Глава 8 День больших открытий
— Саша! Просыпайся…
Я еще носилась по ночному саду, прижимая к себе отвратительную куклу, и почему-то мне казалось, что все это происходит на самом деле, но оказывается, все это происходило во сне. Может быть, и вчерашний светский раут тоже был во сне, с надеждой подумала я, открывая глаза.
Мама стояла передо мной, из плоти и крови, не призрак какой-то зловредный. На столике лежал том Вийона, а из кухонного приемника неслась «нетленка» про Любочку в синенькой юбочке.
— Сейчас, — потянулась я.
— Ты опаздываешь, — строго сказала мама.
— Ну и что теперь? — поинтересовалась я. — Я каждый день опаздываю с работы, можно один денечек опоздать на работу…

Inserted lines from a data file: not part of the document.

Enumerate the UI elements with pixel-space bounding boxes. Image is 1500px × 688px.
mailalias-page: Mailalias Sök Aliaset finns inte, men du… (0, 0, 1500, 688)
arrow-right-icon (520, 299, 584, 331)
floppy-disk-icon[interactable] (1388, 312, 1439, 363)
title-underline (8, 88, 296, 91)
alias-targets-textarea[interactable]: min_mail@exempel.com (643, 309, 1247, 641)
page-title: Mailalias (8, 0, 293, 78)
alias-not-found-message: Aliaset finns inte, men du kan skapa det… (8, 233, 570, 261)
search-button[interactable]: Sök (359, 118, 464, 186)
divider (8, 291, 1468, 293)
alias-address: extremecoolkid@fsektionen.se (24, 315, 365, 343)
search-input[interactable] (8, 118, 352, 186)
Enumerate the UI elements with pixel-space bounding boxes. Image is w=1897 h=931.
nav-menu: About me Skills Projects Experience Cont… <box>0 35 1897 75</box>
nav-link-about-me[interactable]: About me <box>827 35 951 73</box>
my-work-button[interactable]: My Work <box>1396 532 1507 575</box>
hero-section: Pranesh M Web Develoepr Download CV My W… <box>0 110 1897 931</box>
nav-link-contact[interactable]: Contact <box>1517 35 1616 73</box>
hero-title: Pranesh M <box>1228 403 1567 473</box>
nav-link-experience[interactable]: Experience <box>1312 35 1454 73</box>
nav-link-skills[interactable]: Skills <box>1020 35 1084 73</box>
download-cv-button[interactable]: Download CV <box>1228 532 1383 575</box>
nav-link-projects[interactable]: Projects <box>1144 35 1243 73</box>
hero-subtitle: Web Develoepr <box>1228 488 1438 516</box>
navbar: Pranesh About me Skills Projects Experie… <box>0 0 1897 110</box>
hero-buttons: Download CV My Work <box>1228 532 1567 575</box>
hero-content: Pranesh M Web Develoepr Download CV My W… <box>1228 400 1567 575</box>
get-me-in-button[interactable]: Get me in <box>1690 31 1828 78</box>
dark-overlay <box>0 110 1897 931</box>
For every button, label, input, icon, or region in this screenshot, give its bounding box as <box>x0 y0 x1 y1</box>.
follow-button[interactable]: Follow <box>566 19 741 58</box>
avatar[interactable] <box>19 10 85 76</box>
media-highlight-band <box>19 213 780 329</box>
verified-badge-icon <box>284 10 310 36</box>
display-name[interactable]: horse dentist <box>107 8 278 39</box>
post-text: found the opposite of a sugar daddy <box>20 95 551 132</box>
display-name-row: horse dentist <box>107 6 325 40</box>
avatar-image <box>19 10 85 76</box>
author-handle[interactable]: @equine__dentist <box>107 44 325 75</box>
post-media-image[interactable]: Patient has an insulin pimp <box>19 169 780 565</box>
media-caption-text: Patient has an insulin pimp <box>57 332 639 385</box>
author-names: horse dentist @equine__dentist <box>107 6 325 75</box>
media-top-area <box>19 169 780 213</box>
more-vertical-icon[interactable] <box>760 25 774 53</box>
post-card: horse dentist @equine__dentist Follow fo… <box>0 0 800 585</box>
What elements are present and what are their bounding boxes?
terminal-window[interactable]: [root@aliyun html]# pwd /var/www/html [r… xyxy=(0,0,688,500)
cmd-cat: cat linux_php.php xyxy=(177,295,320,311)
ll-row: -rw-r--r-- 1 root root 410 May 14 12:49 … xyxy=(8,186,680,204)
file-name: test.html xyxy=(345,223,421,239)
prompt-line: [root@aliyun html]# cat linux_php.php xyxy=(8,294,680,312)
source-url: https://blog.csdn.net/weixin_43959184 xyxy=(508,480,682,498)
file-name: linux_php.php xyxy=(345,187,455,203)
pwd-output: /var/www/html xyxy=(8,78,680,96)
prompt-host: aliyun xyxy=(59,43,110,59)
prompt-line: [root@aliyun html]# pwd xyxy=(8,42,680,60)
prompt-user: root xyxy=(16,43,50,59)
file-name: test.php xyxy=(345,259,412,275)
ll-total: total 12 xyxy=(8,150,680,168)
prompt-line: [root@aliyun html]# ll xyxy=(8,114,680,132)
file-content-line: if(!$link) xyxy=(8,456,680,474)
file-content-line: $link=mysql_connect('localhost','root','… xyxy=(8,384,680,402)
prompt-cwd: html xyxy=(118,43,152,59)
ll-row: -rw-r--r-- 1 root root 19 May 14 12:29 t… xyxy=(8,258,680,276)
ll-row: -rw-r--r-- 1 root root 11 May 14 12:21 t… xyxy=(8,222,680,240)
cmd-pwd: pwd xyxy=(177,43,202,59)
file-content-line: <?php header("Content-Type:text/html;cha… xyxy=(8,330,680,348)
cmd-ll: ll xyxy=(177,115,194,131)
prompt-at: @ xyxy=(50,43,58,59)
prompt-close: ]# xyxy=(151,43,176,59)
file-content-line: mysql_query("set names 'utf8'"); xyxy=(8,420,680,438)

— Тоже мне, работа, — презрительно фыркнула мама. — Весь день торчала в салоне, потом поздно вечером явилась домой, пропахшая дорогими духами и вином, ничего не сказала, только сообщила, что надо бы над всем подумать, плюхнулась в кровать и тут же глубоко «задумалась» на всю ночь!
— А я думаю во сне, — безмятежно улыбнулась я.
— Господи, какая противная девочка! — возмутилась мама. — Ума не приложу, в кого ты такая!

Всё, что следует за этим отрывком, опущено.